(16c) Self-Healing Hydrogels with High Toughness through Ionic Crosslinking | AIChE

(16c) Self-Healing Hydrogels with High Toughness through Ionic Crosslinking

Authors 

Henderson, K. J. - Presenter, Northwestern University
Otim, K. - Presenter, Northwestern University
Zhou, T. C. - Presenter, Northwestern University
Shull, K. R. - Presenter, Northwestern University


The ability to tailor the molecular-scale dissipation mechanism of crosslinked polymer hydrogels is of significant interest for fabricating tough synthetic alternatives to biological materials. One conceivable method is the extension of ionic crosslinking in an acrylic triblock copolymer hydrogel. The polymer architecture consists of symmetric, hydrophobic poly(methyl methacrylate) endblocks and a hydrophilic poly(methacrylic acid) midblock. These materials spontaneously form bridged, spherical micelles upon appropriate solvent exchange with Young's moduli on the order of 1 kPa.

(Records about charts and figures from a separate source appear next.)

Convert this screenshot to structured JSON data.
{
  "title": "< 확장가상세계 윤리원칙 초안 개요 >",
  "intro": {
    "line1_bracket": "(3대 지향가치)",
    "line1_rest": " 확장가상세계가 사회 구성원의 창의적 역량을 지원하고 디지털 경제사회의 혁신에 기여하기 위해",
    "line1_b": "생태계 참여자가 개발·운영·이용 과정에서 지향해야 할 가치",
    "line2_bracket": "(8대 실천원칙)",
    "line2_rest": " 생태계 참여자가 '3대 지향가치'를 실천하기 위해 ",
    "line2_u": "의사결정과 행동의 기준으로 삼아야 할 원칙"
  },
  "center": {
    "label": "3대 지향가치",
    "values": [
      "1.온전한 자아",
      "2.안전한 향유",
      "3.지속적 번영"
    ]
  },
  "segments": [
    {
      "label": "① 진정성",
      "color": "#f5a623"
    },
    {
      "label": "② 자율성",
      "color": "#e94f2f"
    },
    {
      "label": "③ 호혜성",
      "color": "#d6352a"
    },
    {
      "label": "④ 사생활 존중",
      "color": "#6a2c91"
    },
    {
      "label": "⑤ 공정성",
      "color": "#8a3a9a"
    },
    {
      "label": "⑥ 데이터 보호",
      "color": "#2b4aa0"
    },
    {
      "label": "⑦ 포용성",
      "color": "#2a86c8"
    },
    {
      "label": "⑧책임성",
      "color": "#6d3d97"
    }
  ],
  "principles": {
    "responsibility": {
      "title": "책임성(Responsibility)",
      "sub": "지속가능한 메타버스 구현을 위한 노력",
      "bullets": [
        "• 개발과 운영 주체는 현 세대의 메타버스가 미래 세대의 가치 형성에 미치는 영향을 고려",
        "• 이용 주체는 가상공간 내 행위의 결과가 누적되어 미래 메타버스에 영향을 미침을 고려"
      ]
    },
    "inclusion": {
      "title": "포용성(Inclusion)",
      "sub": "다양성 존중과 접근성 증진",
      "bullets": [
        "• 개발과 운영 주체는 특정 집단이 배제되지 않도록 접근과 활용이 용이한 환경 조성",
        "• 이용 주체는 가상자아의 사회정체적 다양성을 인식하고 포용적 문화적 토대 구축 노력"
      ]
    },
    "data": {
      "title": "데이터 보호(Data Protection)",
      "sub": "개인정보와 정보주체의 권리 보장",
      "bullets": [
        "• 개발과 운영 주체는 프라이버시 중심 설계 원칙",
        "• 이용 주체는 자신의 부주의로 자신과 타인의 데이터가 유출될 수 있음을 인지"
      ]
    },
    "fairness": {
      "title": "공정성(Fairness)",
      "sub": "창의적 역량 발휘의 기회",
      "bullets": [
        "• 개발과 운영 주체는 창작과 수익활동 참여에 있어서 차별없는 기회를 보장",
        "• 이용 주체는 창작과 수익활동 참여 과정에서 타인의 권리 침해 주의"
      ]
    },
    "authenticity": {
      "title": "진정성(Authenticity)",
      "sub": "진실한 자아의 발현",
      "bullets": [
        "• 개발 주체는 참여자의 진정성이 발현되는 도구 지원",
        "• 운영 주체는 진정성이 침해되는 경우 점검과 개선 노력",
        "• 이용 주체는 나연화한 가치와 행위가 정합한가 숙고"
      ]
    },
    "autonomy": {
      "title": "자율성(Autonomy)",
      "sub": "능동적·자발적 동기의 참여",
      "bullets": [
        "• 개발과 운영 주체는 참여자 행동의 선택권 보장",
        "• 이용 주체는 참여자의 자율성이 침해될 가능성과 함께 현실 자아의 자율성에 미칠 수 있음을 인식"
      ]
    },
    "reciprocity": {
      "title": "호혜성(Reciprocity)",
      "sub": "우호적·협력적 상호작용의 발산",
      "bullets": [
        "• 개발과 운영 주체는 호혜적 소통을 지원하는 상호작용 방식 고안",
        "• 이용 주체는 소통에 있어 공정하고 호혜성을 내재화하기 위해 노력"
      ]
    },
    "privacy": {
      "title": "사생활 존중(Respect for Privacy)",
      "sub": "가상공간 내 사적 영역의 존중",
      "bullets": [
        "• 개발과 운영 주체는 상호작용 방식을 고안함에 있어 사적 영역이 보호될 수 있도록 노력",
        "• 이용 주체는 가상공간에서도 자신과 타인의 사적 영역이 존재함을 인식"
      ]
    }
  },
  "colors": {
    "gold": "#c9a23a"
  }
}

Upon ionic crosslinking with divalent cations (Zn, Ca), the solvated midblock of the polymer chain forms metallic complexes that serve as dynamic, pseudo-covalent linkages that significantly alter the mechanical response of the material. The modulus increases by 2-3 orders of magnitude depending on pH, solution concentration, and cation identity. Tensile testing and compressive indentation tests indicate not only a favorable increase in material toughness but also a considerable degree of recoverable energy dissipation upon successive loading not witnessed in many other toughening mechanisms.